Neurobehavioural test is one of the major approaches for the assessment of integrated functioning (e.g., motor, sensory, cognitive and autonomic functions) of the nervous system, supplemented by in vitro neurocytological assessment for the characterization of molecular and cellular mechanisms. Impairment or alteration in neurobehaviour indicates changes in neurological functioning. However, associating in vitro neurocytological endpoints with observable in vivo neurodevelopmental and neurobehavioural effects is usually complicated by the lack of systemic biological processes and inter-cellular/ inter-tissue networking in in vitro models.

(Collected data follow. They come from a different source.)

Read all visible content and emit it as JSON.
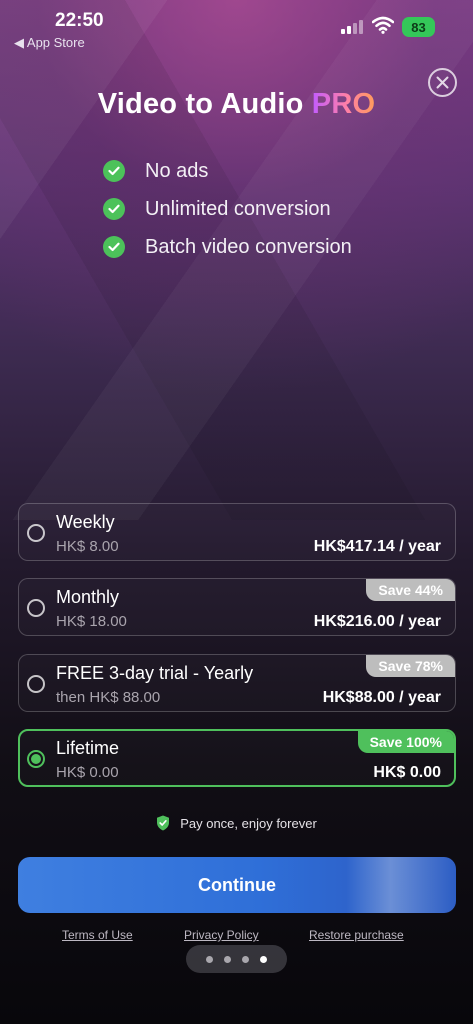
{
  "status_bar": {
    "time": "22:50",
    "back_label": "◀ App Store",
    "battery": "83"
  },
  "title": {
    "main": "Video to Audio ",
    "badge": "PRO"
  },
  "features": [
    {
      "label": "No ads"
    },
    {
      "label": "Unlimited conversion"
    },
    {
      "label": "Batch video conversion"
    }
  ],
  "plans": [
    {
      "name": "Weekly",
      "price": "HK$ 8.00",
      "per_year": "HK$417.14 / year",
      "badge": "",
      "selected": false
    },
    {
      "name": "Monthly",
      "price": "HK$ 18.00",
      "per_year": "HK$216.00 / year",
      "badge": "Save 44%",
      "selected": false
    },
    {
      "name": "FREE 3-day trial - Yearly",
      "price": "then HK$ 88.00",
      "per_year": "HK$88.00 / year",
      "badge": "Save 78%",
      "selected": false
    },
    {
      "name": "Lifetime",
      "price": "HK$ 0.00",
      "per_year": "HK$ 0.00",
      "badge": "Save 100%",
      "selected": true
    }
  ],
  "pay_once": "Pay once, enjoy forever",
  "continue_label": "Continue",
  "links": {
    "terms": "Terms of Use",
    "privacy": "Privacy Policy",
    "restore": "Restore purchase"
  },
  "pager": {
    "count": 4,
    "active_index": 3
  },
  "colors": {
    "accent_green": "#4fc05c",
    "button_blue": "#2f6fd8",
    "badge_gray": "#bdbdbd"
  }
}
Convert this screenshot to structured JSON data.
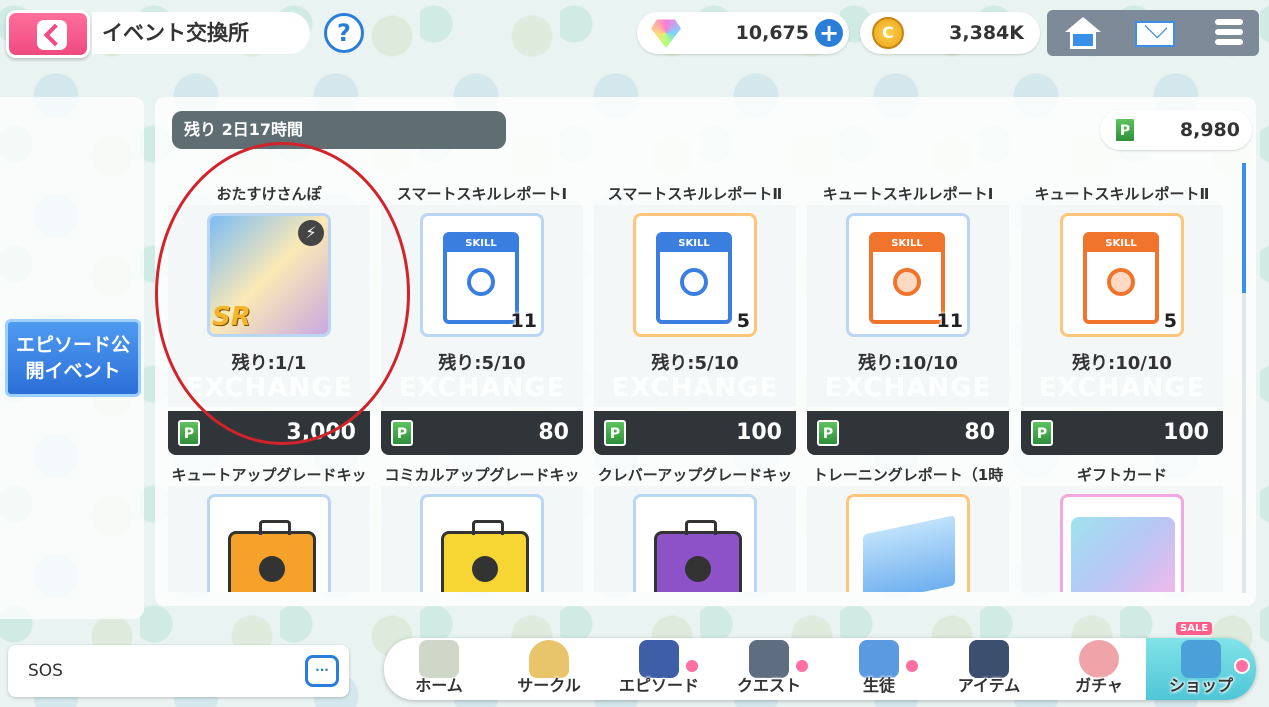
{
  "header": {
    "title": "イベント交換所",
    "help": "?",
    "gems": "10,675",
    "coins": "3,384K",
    "coin_symbol": "C"
  },
  "side": {
    "event_tab": [
      "エピソード公",
      "開イベント"
    ]
  },
  "main": {
    "timer": "残り 2日17時間",
    "points": "8,980",
    "point_symbol": "P"
  },
  "items": [
    {
      "name": "おたすけさんぽ",
      "remain": "残り:1/1",
      "price": "3,000",
      "qty": "",
      "watermark": "EXCHANGE",
      "badge": "SR",
      "art": "sr-card"
    },
    {
      "name": "スマートスキルレポートⅠ",
      "remain": "残り:5/10",
      "price": "80",
      "qty": "11",
      "watermark": "EXCHANGE",
      "art": "skill-blue"
    },
    {
      "name": "スマートスキルレポートⅡ",
      "remain": "残り:5/10",
      "price": "100",
      "qty": "5",
      "watermark": "EXCHANGE",
      "art": "skill-blue-2"
    },
    {
      "name": "キュートスキルレポートⅠ",
      "remain": "残り:10/10",
      "price": "80",
      "qty": "11",
      "watermark": "EXCHANGE",
      "art": "skill-orange"
    },
    {
      "name": "キュートスキルレポートⅡ",
      "remain": "残り:10/10",
      "price": "100",
      "qty": "5",
      "watermark": "EXCHANGE",
      "art": "skill-orange-2"
    },
    {
      "name": "キュートアップグレードキッ",
      "art": "box-orange"
    },
    {
      "name": "コミカルアップグレードキッ",
      "art": "box-yellow"
    },
    {
      "name": "クレバーアップグレードキッ",
      "art": "box-purple"
    },
    {
      "name": "トレーニングレポート（1時",
      "art": "tickets"
    },
    {
      "name": "ギフトカード",
      "art": "gift-card"
    }
  ],
  "chat": {
    "label": "SOS",
    "icon_text": "···"
  },
  "nav": [
    {
      "label": "ホーム",
      "icon": "school-icon"
    },
    {
      "label": "サークル",
      "icon": "crest-icon"
    },
    {
      "label": "エピソード",
      "icon": "book-icon"
    },
    {
      "label": "クエスト",
      "icon": "gun-icon"
    },
    {
      "label": "生徒",
      "icon": "id-card-icon"
    },
    {
      "label": "アイテム",
      "icon": "bag-icon"
    },
    {
      "label": "ガチャ",
      "icon": "gacha-icon"
    },
    {
      "label": "ショップ",
      "icon": "cart-icon",
      "badge": "SALE"
    }
  ],
  "colors": {
    "accent": "#2b7ed8",
    "back": "#f04a80",
    "price_bar": "#2f3538",
    "selection": "#d2232a"
  }
}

Metabolomics is an emerging research strategy for toxicology research, in which quantitative changes to a set of small molecule metabolites in biological specimens in response to in vivo or in vitro exposure to the toxicant of interest are assessed. Previous studies have already revealed that the profile of neurotransmitters and their metabolites in the CNS of a model fish was sensitive to in vivo neurotoxicological impacts. It is reasonable to infer that the manifestation of neurobehavioural effects induced by neurotoxic substances should be accompanied by the perturbation of neurometabolic profile of the CNS. Zebrafish (Danio rerio) is an increasingly recognized vertebrate model for neurobehavioural studies and is also an ideal model for translational neuroscience research. Fluoxetine is a commonly prescribed antidepressant, which acts as a selective serotonin reuptake inhibitor (SSRI) or norepinephrine-dopamine disinhibitor (NDDI) in the CNS. The occurrence of fluoxetine in the aquatic environment has been reported worldwide especially at the downstream of sewage treatment plants.

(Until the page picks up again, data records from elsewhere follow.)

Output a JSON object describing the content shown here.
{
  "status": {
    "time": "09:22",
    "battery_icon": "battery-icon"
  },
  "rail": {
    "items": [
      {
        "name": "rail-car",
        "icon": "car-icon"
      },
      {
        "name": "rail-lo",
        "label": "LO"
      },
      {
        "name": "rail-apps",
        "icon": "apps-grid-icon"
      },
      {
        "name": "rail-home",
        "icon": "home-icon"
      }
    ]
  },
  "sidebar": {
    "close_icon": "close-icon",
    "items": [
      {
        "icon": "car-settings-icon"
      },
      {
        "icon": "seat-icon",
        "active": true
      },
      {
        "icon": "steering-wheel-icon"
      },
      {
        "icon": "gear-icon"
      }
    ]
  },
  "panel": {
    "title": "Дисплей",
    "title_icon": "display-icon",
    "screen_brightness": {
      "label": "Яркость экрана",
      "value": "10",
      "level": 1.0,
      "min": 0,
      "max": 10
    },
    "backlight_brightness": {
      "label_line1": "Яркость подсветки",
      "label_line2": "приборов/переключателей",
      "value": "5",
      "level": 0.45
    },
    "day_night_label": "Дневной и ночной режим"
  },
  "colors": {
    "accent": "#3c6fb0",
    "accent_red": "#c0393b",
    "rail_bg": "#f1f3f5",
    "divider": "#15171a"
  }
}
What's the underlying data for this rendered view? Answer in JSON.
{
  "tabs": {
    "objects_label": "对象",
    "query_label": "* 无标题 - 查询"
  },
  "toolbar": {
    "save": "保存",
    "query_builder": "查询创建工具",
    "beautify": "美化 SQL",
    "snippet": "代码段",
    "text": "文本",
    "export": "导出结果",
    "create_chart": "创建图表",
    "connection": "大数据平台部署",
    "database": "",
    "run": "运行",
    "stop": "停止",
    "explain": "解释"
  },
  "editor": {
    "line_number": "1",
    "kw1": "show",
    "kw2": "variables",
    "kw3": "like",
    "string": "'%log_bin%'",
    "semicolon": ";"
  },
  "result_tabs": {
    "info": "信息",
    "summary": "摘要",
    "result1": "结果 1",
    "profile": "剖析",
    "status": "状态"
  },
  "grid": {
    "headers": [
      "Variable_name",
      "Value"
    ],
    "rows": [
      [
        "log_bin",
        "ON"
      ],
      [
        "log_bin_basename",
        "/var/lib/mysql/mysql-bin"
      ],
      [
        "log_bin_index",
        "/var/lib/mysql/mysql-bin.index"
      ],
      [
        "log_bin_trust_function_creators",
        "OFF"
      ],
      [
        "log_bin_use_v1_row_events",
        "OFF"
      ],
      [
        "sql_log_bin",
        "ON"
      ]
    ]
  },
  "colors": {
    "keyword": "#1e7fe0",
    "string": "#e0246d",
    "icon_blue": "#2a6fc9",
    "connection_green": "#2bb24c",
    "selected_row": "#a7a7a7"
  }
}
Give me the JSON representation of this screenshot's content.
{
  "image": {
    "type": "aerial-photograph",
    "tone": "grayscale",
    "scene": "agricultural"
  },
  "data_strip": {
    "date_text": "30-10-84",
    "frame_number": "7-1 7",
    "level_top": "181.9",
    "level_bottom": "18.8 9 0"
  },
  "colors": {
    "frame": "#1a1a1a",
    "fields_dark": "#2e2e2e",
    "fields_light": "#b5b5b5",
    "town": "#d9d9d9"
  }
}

In this work, we aim to evaluate the feasibility of using targeted neurometabolomic profiling of the adult zebrafish whole brain to assess neurobehavioural changes (determined by novel tank diving test) induced by subacute exposure to fluoxetine. The first chapter of this thesis introduces essential concepts involved in this study. In the second chapter, the development of a metabolomics study workflow combined with novel tank diving test is reported. Procedures of novel tank diving test was optimized to accommodate the facilities and the metabolomics study workflow. An analytical protocol for the LC-MS/MS-based quantitative neurometabolomic profiling via dansylation labeling was adopted. Zebrafish was exposed to 5 concentrations of fluoxetine (ranging from environmental realistic concentration to common laboratory study concentration) for a period of 14 days. Afterwards, novel tank test was conducted to evaluate behavioural effects of the drug to the fish. Immediate after behavioural test, the whole brain tissue of the fish was dissected and was subjected to the neurometabolic profiling procedures. Swimming behavior of the fish in novel tank diving test was recorded, and the videos were analysed with a tracking software and neurobehavioural endpoints were quantitated. In the third chapter, a multivariate statistical technique, orthogonal-partial least squares (OPLS), was utilized to analyse the perturbation of the targeted neurometabolic profiles of the CNS of fish and to correlate with the behavioural changes induced by the drug. levels of fluoxetine and norfluoxetine in the brain tissue of fish were also measured. The final chapter includes concluding remarks of the study and an evaluation on the utilisation of targeted neurometabolomics platform in neurotoxicological study. Results of our study provide metabolomics information to link the neurological effects of neuroactive chemicals with their in vivo neurobehavioural impacts. With further verification studies, this profiling approach can also become a new tool for ecotoxicological risk assessment of neuroactive contaminants.